By Tenzin McGrupp © 2006
I needed a couple of pictures for a post that I was writing for a article. During my search through my past, I sorted through two banker's boxes filled with pictures dating back from college. During a three hour period, I was bombarded with flashbacks. I was in hundreds of pictures. Some I recall taking and other memories are a blur.
The ones that hit home the most were from the ex-girlfriends. The ones in college seemed a distant memory, but seeing images of the girls and women I dated in my 20s was a lot for me to handle. That was in an age before digital cameras and I have dozens and dozens of those white envelops from the film developing joint filled with old memories.
Sabine was the French artist. We took pictures one afternoon about 10 years ago. I worked on Wall Street at the time, and we were in the middle of the last spurt of our relationship. We dated on and off for a few years and those pictures represented the last time we were happy together. It was the dead of winter and she met me for lunch on Saturday on one of the coldest days of the 1996. She had never seen my office, so I took her upstairs and she finally got a visualization of "the trenches" that I often spoke of. We headed downstairs for lunch and she was bundled up in a thick woolen green hat with a matching scarf as we walked the near empty streets of Lower Manhattan. French women are fanatically infatuated with scarves and the one Sabine wore stood out. I know it was ten years ago, but I'm still awestruck by the vibrations of that shade of green scarf she wore. I can barely recall the contours of her face or what she used to smell like, but that scarf continued to make an impression on me.
We asked a tourist to take our photo as we sat in the square right in front of what used to be the World Trade Center. I also snapped random pics of the Twin Towers. That was a difficult set of photos to get through. Not only did Sabine break my heart and shatter it into several thousand jagged edges, but I was reminded by the horrible acts of 9.11. People jumped from 100 stories up to their death and landed a few spots from where we were happily sitting. I plunged into a pool of sadness and despair after sorting through those pictures of Sabine.
Lene was my roommate in Seattle. She had purple hair, loved Thai food, and listened to indie Seattle bands like the Supersuckers. We starting sleeping with each other, unknown to the entire house of seven other housemates. After midnight, I'd sneak through her window in the basement apartment and escape before sunrise. When I moved back to NYC, she was in the middle of switching jobs. She was a political activist of sorts and took two or three weeks off to drive cross country with me. She made that epic roadtrip where we drove from Seattle through Wyoming and St. Louis then down to New Orleans, Biloxi, Hilton Head, Savannah and DC before reaching NYC. I smiled when I glimpsed at a photo of her collecting seashells in her shoes as we walked along the beach in Hilton Head Island, South Carolina.
Sookie sat on my bed in my old studio plugging away and writing something on her laptop. She had no idea that I took her photo. That one in particular is black and white and ads a timeless quality to. Very few people I have met in my life could ignite the creative spark in me like Sookie did.

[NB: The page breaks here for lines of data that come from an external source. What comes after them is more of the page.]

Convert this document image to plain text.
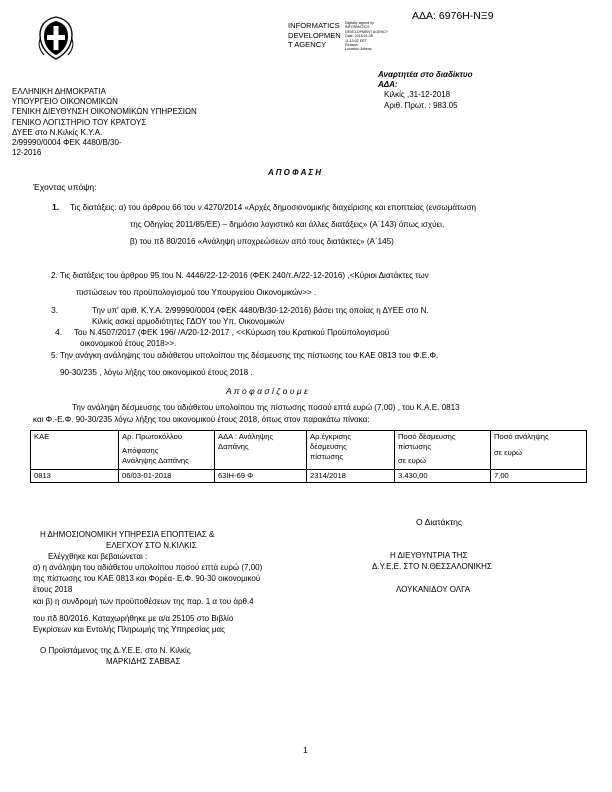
ΑΔΑ: 6976Η-ΝΞ9
INFORMATICS
DEVELOPMEN
T AGENCY
Digitally signed by
INFORMATICS
DEVELOPMENT AGENCY
Date: 2018.01.08
11:13:02 EET
Reason:
Location: Athens
Αναρτητέα στο διαδίκτυο
ΑΔΑ:
Κιλκίς ,31-12-2018
Αριθ. Πρωτ. : 983.05
ΕΛΛΗΝΙΚΗ ΔΗΜΟΚΡΑΤΙΑ
ΥΠΟΥΡΓΕΙΟ ΟΙΚΟΝΟΜΙΚΩΝ
ΓΕΝΙΚΗ ΔΙΕΥΘΥΝΣΗ ΟΙΚΟΝΟΜΙΚΩΝ ΥΠΗΡΕΣΙΩΝ
ΓΕΝΙΚΟ ΛΟΓΙΣΤΗΡΙΟ ΤΟΥ ΚΡΑΤΟΥΣ
ΔΥΕΕ στο Ν.Κιλκίς Κ.Υ.Α.
2/99990/0004 ΦΕΚ 4480/Β/30-
12-2016
Α Π Ο Φ Α Σ Η
Έχοντας υπόψη:
1. Τις διατάξεις: α) του άρθρου 66 του ν.4270/2014 «Αρχές δημοσιονομικής διαχείρισης και εποπτείας (ενσωμάτωση
της Οδηγίας 2011/85/ΕΕ) – δημόσιο λογιστικό και άλλες διατάξεις» (Α΄143) όπως ισχύει,
β) του πδ 80/2016 «Ανάληψη υποχρεώσεων από τους διατάκτες» (Α΄145)
2. Τις διατάξεις του άρθρου 95 του Ν. 4446/22-12-2016 (ΦΕΚ 240/τ.Α/22-12-2016) ,<Κύριοι Διατάκτες των
πιστώσεων του προϋπολογισμού του Υπουργείου Οικονομικών>> .
3.	Την υπ' αριθ. Κ.Υ.Α. 2/99990/0004 (ΦΕΚ 4480/Β/30-12-2016) βάσει της οποίας η ΔΥΕΕ στο Ν.
Κιλκίς ασκεί αρμοδιότητες ΓΔΟΥ του Υπ. Οικονομικών
4. Του Ν.4507/2017 (ΦΕΚ 196/ /Α/20-12-2017 , <<Κύρωση του Κρατικού Προϋπολογισμού
οικονομικού έτους 2018>>.
5. Την ανάγκη ανάληψης του αδιάθετου υπολοίπου της δέσμευσης της πίστωσης του ΚΑΕ 0813 του Φ.Ε.Φ.
90-30/235 , λόγω λήξης του οικονομικού έτους 2018 .
Α π ο φ α σ ί ζ ο υ μ ε
Την ανάληψη δέσμευσης του αδιάθετου υπολοίπου της πίστωσης ποσού επτά ευρώ (7,00) , του Κ.Α.Ε. 0813
και Φ.-Ε.Φ. 90-30/235 λόγω λήξης του οικονομικού έτους 2018, όπως στον παρακάτω πίνακα:
ΚΑΕ	Αρ. Πρωτοκόλλου
Απόφασης
Ανάληψης Δαπάνης	ΑΔΑ : Ανάληψης
Δαπάνης	Αρ.έγκρισης
δέσμευσης
πίστωσης	Ποσό δέσμευσης
πίστωσης
σε ευρώ	Ποσό ανάληψης
σε ευρώ

0813	06/03-01-2018	63ΙΗ-69 Φ	2314/2018	3.430,00	7,00
Ο Διατάκτης
Η ΔΙΕΥΘΥΝΤΡΙΑ ΤΗΣ
Δ.Υ.Ε.Ε. ΣΤΟ Ν.ΘΕΣΣΑΛΟΝΙΚΗΣ
ΛΟΥΚΑΝΙΔΟΥ ΟΛΓΑ
Η ΔΗΜΟΣΙΟΝΟΜΙΚΗ ΥΠΗΡΕΣΙΑ ΕΠΟΠΤΕΙΑΣ &
ΕΛΕΓΧΟΥ ΣΤΟ Ν.ΚΙΛΚΙΣ
Ελέγχθηκε και βεβαιώνεται :
α) η ανάληψη του αδιάθετου υπολοίπου ποσού επτά ευρώ (7,00)
της πίστωσης του ΚΑΕ 0813 και Φορέα- Ε.Φ. 90-30 οικονομικού
έτους 2018
και β) η συνδρομή των προϋποθέσεων της παρ. 1 α του άρθ.4
του πδ 80/2016. Καταχωρήθηκε με α/α 25105 στο Βιβλίο
Εγκρίσεων και Εντολής Πληρωμής της Υπηρεσίας μας
Ο Προϊστάμενος της Δ.Υ.Ε.Ε. στο Ν. Κιλκίς
ΜΑΡΚΙΔΗΣ ΣΑΒΒΑΣ
1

The photo of Angela was taken somewhere in California in the parking lot of a Phish show. She was holding up a veggie burrito in tin foil trying to sell it for $3. She spent the morning and rolled her own, hoping to sell enough to earn money to help cover gas expenses. Her hair was tied up in a Librarian's bun and eight or nine piercings were visible on her left ear. I forgot she used to wear so many earings. At the time the photo was taken, I never thought I could be more in love with someone.
Of course there were pictures from epic overseas trips that I took which included following Phish in Japan and going to Iceland with Senor. I had pics from fraternity formals, drives down the Pacific Coast Highway, from my porch in Seattle, and random pics of partying with friends in Brooklyn.
It was an emotional three hours digging through those boxes, opening up old wounds and falling in love again with the life I used to lead. And the places I used to live. And the friends I used to party with. And the women I used to sleep with.
Since I've been living out of my suitcase/backpack for the last 18 months traveling all over, the only material items I have are what I can carry with me... and those are very few. The rest of my life... my past... has been boxed up and tossed in the corner stored with old CDs, books, and paintings. I don't take those boxes of memories on the road with me because it's too much for me to carry. The emotional weight of all those photographs combined would equal forty thousand elephants. No person is strong enough to walk through life with such a cumbersome burden on their shoulders.
It is what is was. The past is the past and does not exist anymore, unless I allow those fleeting memories to linger in the present.
Tenzin McGrupp is a writer from New York City.